I can’t disagree with His Majesty’s take on what the Presidency has become. Meanwhile, I’ve quietly shifted some of His Majesty’s assets from securities to equity, as a hedge against inflation. I can’t do anything to protect his Social Security, which I still can’t help wondering if it is the whole point. And, of course, his Imperial pension is in Republican credits, which are no good out here. We need something more real.
G.
April 19, 2021
His majesty must feel like his gimlet eye is overkill for the current year. It is like asking Annie Oakley to shoot fish in a barrel
John Mansfield
April 19, 2021
It was around this time last year that I sat down with me sons to tell them what the pandemic will trigger. For a sound people the economic downturn from reduced activity would just be a glitch and made up for soon enough. We are not a a sound people though. Individuals and their governments live on debts they will never pay. That will continue until one day it can’t. The pandemic would be an opening to pile on trillions more, only a fraction of which would actually help anyone even in the short term. This glitch of a pandemic would be something with economic consequences they will still be dealing with thirty years from now. When there are debts that won’t be paid, then there are others who are owed something they will never recover. My retirement savings and promised annuities will not be so ample as they seem now, and I will be poorer as an old man than their grandparents. Economic activity of all sorts will be hobbled, which will make working for money rough for them.
My advice was: Stay out of debt; debt will complicate their exposure to economic turmoil. Invest in themselves in becoming personally productive. Lay up treasures in heaven; don’t make happiness depend on being well off financially. That last one is easy to give lip service when times are fat; really practicing it when doing so is optional and easy to neglect will prepare for a day of compelled humility.
Vader
April 19, 2021
This.
Another step I took was to quietly refinance His Majesty’s mortgage. The old rate was 5.25% and we refinanced at 2.65%. Perhaps we could have gotten a better rate by shopping around a bit more, but we were anxious to lock it in before the inflation hits. It’s one of our better hedges against inflation.

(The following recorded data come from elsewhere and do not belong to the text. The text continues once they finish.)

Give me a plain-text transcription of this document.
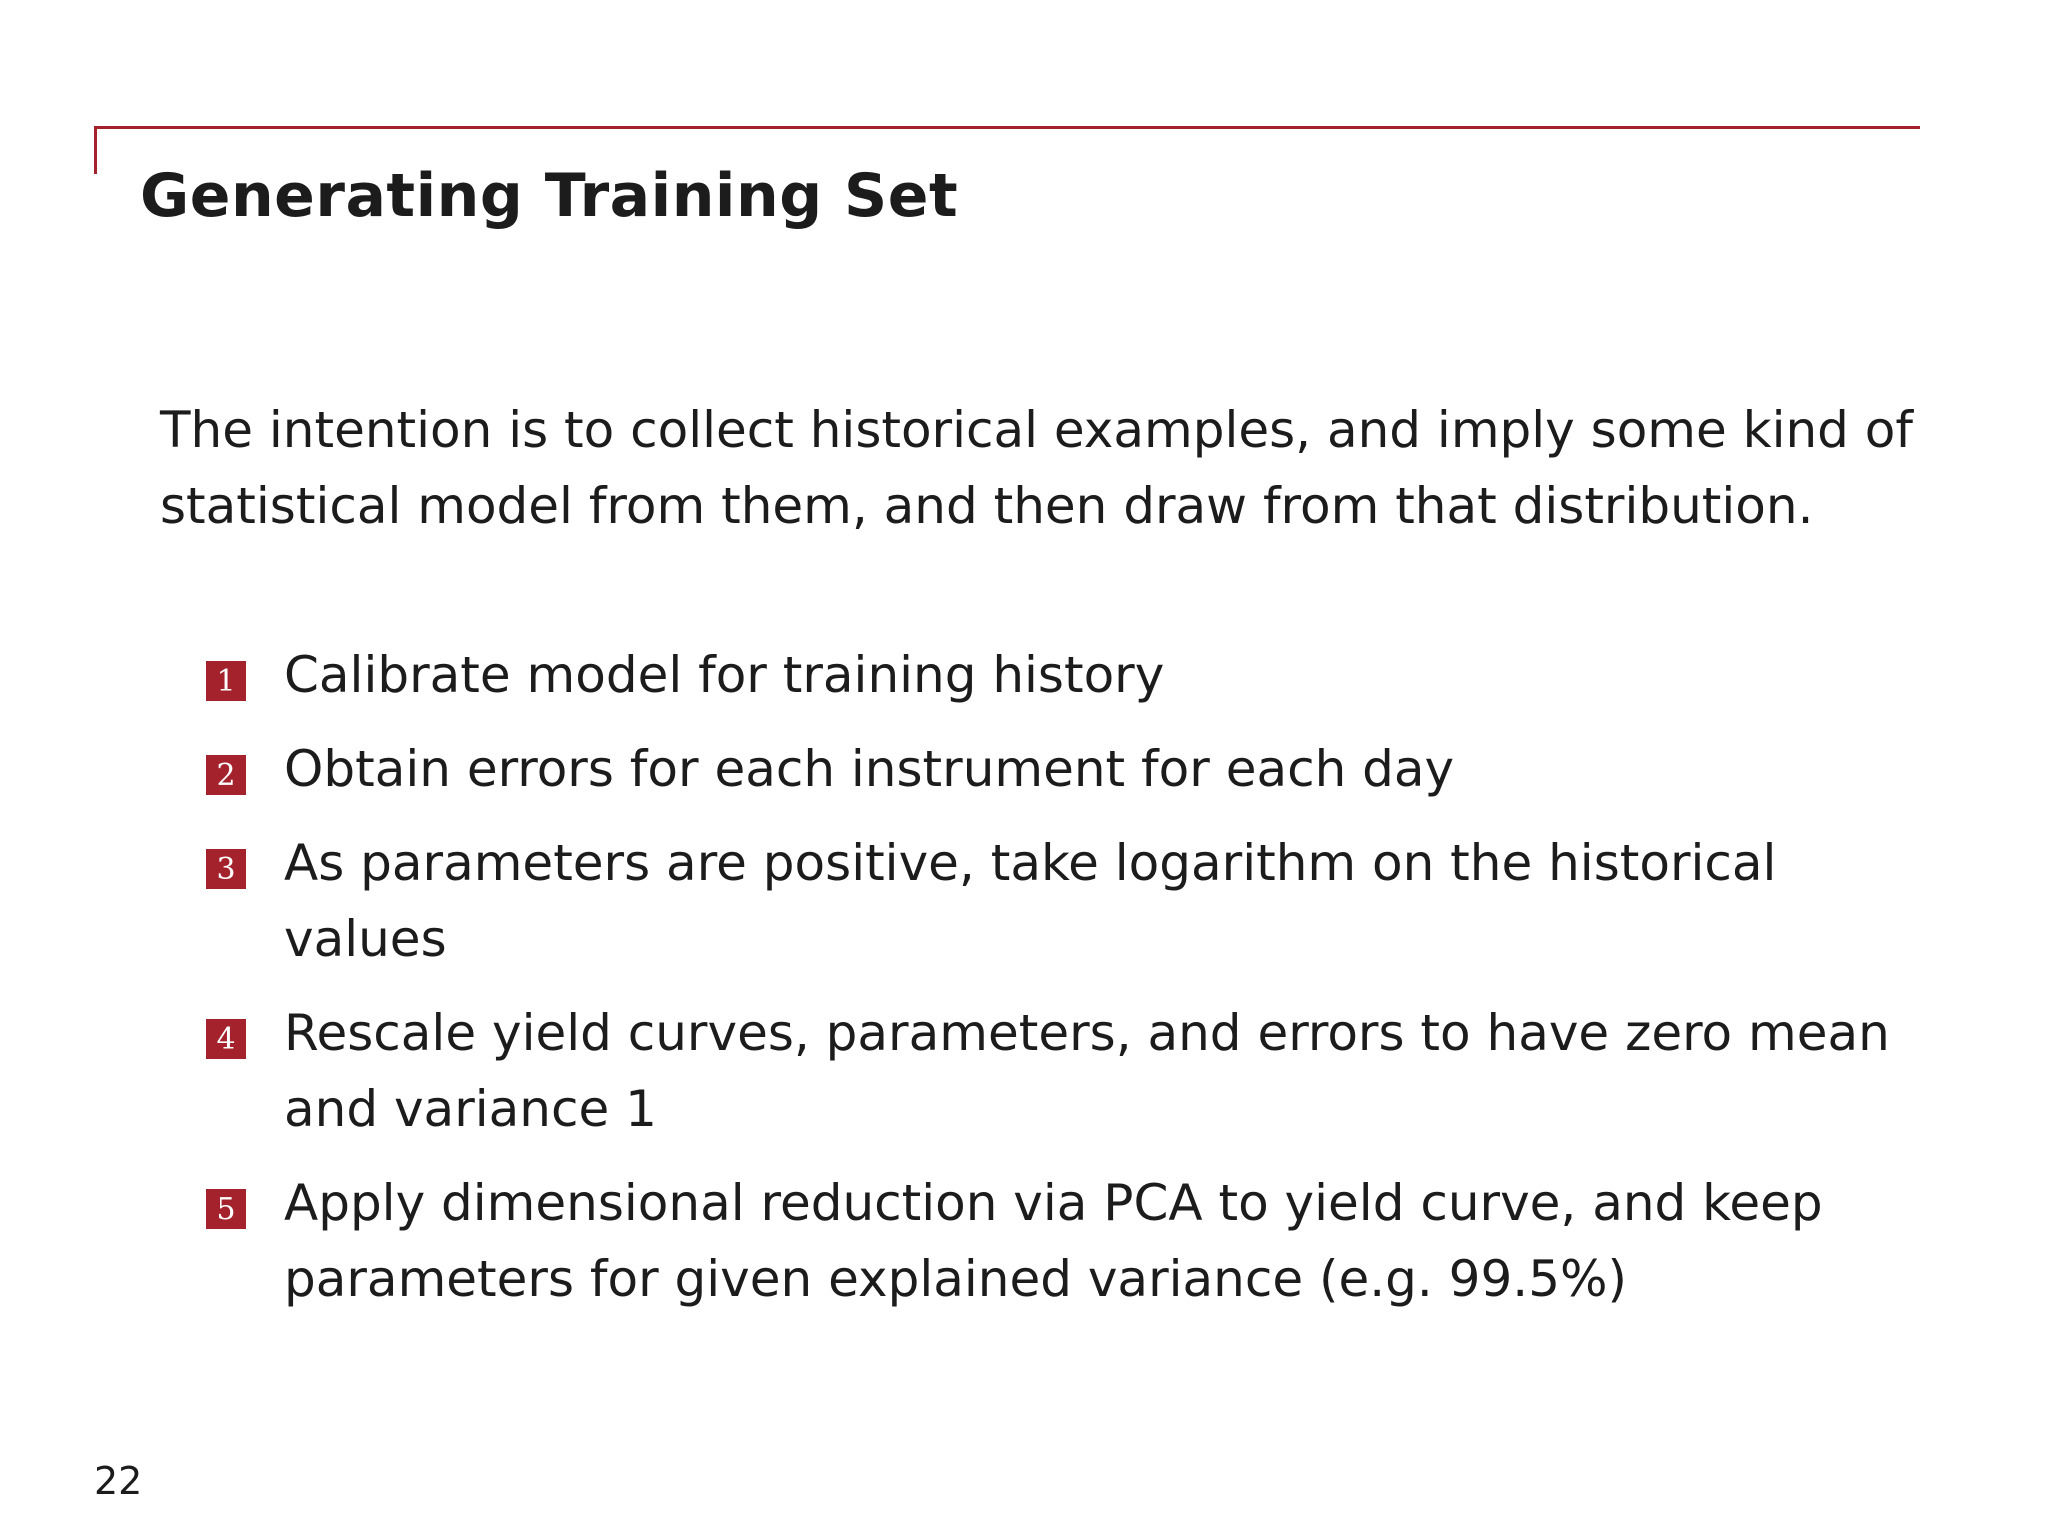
Generating Training Set

The intention is to collect historical examples, and imply some kind of statistical model from them, and then draw from that distribution.

1 Calibrate model for training history
2 Obtain errors for each instrument for each day
3 As parameters are positive, take logarithm on the historical values
4 Rescale yield curves, parameters, and errors to have zero mean and variance 1
5 Apply dimensional reduction via PCA to yield curve, and keep parameters for given explained variance (e.g. 99.5%)
22
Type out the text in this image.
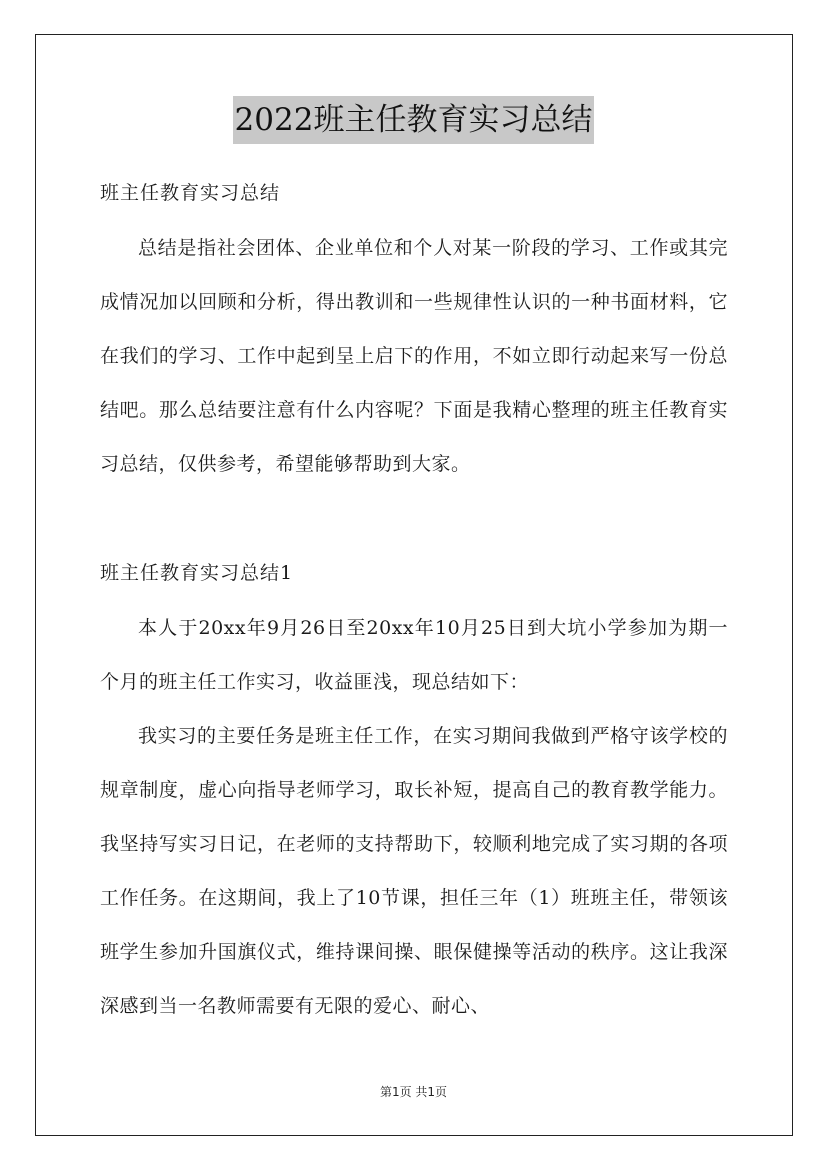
2022班主任教育实习总结

班主任教育实习总结

总结是指社会团体、企业单位和个人对某一阶段的学习、工作或其完成情况加以回顾和分析，得出教训和一些规律性认识的一种书面材料，它在我们的学习、工作中起到呈上启下的作用，不如立即行动起来写一份总结吧。那么总结要注意有什么内容呢？下面是我精心整理的班主任教育实习总结，仅供参考，希望能够帮助到大家。

班主任教育实习总结1

本人于20xx年9月26日至20xx年10月25日到大坑小学参加为期一个月的班主任工作实习，收益匪浅，现总结如下：

我实习的主要任务是班主任工作，在实习期间我做到严格守该学校的规章制度，虚心向指导老师学习，取长补短，提高自己的教育教学能力。我坚持写实习日记，在老师的支持帮助下，较顺利地完成了实习期的各项工作任务。在这期间，我上了10节课，担任三年（1）班班主任，带领该班学生参加升国旗仪式，维持课间操、眼保健操等活动的秩序。这让我深深感到当一名教师需要有无限的爱心、耐心、

第1页 共1页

Though, really, the best hedge against inflation is human capital, which includes particularly spiritual capital. John seems to understand this, to his credit.
E.C.
April 19, 2021
Our family is lucky because my dad paid off all his debt years ago and built up some decent savings. My brother has stayed out of debt for school (actually, he’s getting paid to go to school, because he’s good at finding scholarships). I’ve also stayed out of debt, and I have skills that people are willing to pay for, even if I don’t have much formal schooling. And I know how to garden and preserve produce and sew my own clothes (and mend them), etc. – skills long out of fashion, but useful when economic difficulties hit. As they will.

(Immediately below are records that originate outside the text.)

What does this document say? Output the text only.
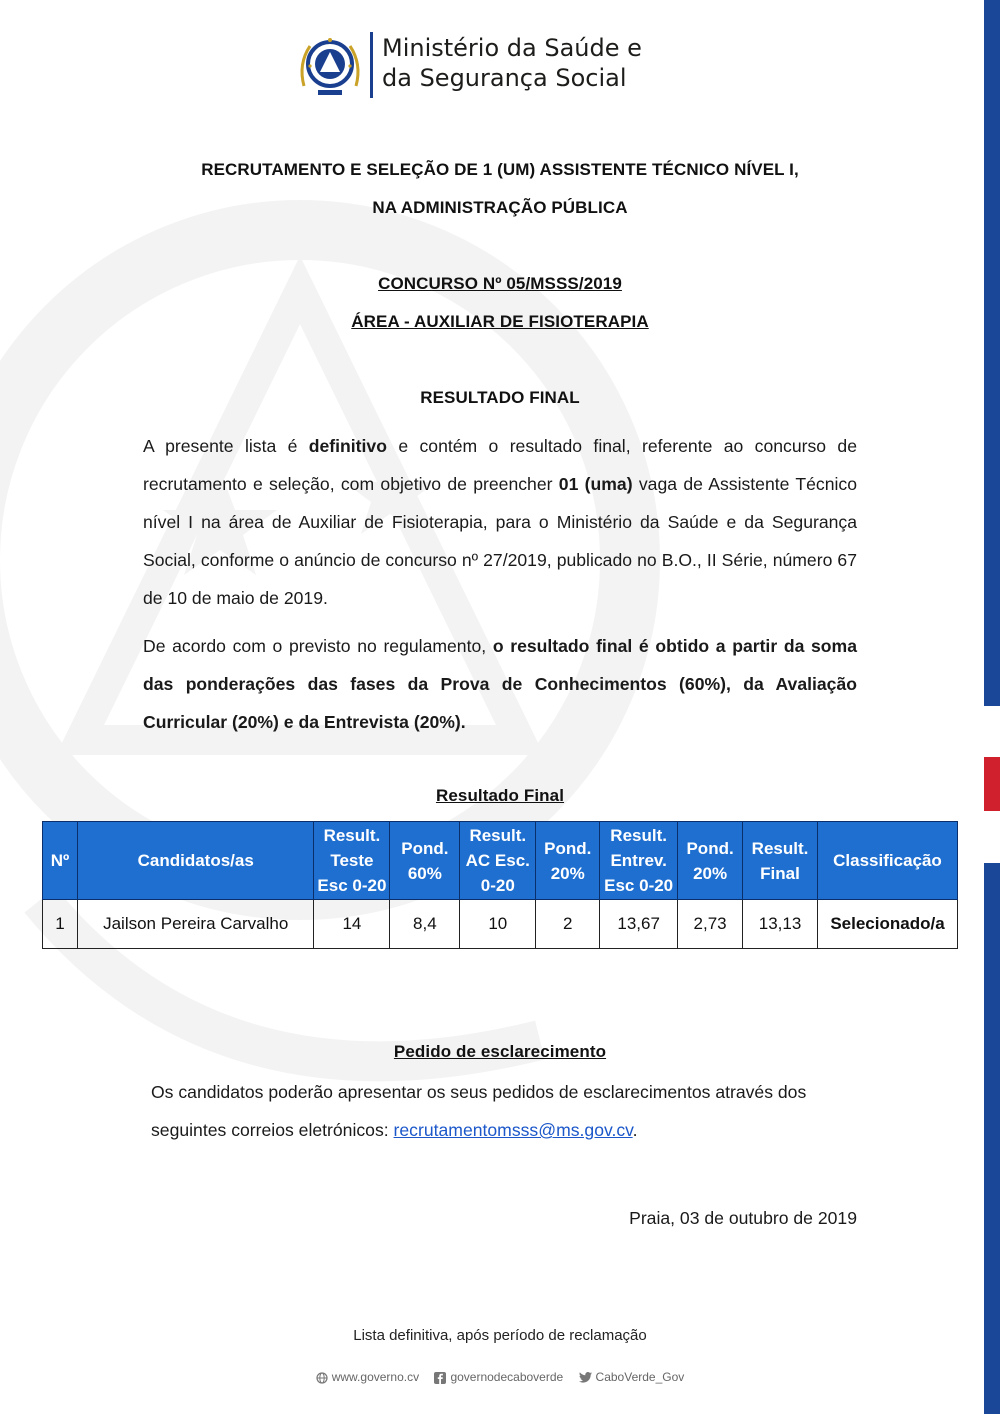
Ministério da Saúde e
da Segurança Social
RECRUTAMENTO E SELEÇÃO DE 1 (UM) ASSISTENTE TÉCNICO NÍVEL I,
NA ADMINISTRAÇÃO PÚBLICA
CONCURSO Nº 05/MSSS/2019
ÁREA - AUXILIAR DE FISIOTERAPIA
RESULTADO FINAL
A presente lista é definitivo e contém o resultado final, referente ao concurso de recrutamento e seleção, com objetivo de preencher 01 (uma) vaga de Assistente Técnico nível I na área de Auxiliar de Fisioterapia, para o Ministério da Saúde e da Segurança Social, conforme o anúncio de concurso nº 27/2019, publicado no B.O., II Série, número 67 de 10 de maio de 2019.
De acordo com o previsto no regulamento, o resultado final é obtido a partir da soma das ponderações das fases da Prova de Conhecimentos (60%), da Avaliação Curricular (20%) e da Entrevista (20%).
Resultado Final
Nº	Candidatos/as	Result. Teste Esc 0-20	Pond. 60%	Result. AC Esc. 0-20	Pond. 20%	Result. Entrev. Esc 0-20	Pond. 20%	Result. Final	Classificação
1	Jailson Pereira Carvalho	14	8,4	10	2	13,67	2,73	13,13	Selecionado/a
Pedido de esclarecimento
Os candidatos poderão apresentar os seus pedidos de esclarecimentos através dos seguintes correios eletrónicos: recrutamentomsss@ms.gov.cv.
Praia, 03 de outubro de 2019
Lista definitiva, após período de reclamação
www.governo.cv	governodecaboverde	CaboVerde_Gov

It helps that we’re used to living like we’re poor. We did it for most of my childhood, because Dad was paying off a house. He paid for that sucker in less than a decade, because he darned sure wasn’t going to spend a cent more than he had to in interest.
G.
April 19, 2021
There is a lot of risk, but going into inflation with debt can be very profitable if you used the debt to get hard assets.
Typically land, gold, btc, stocks. Explains why those are all going up in price right now.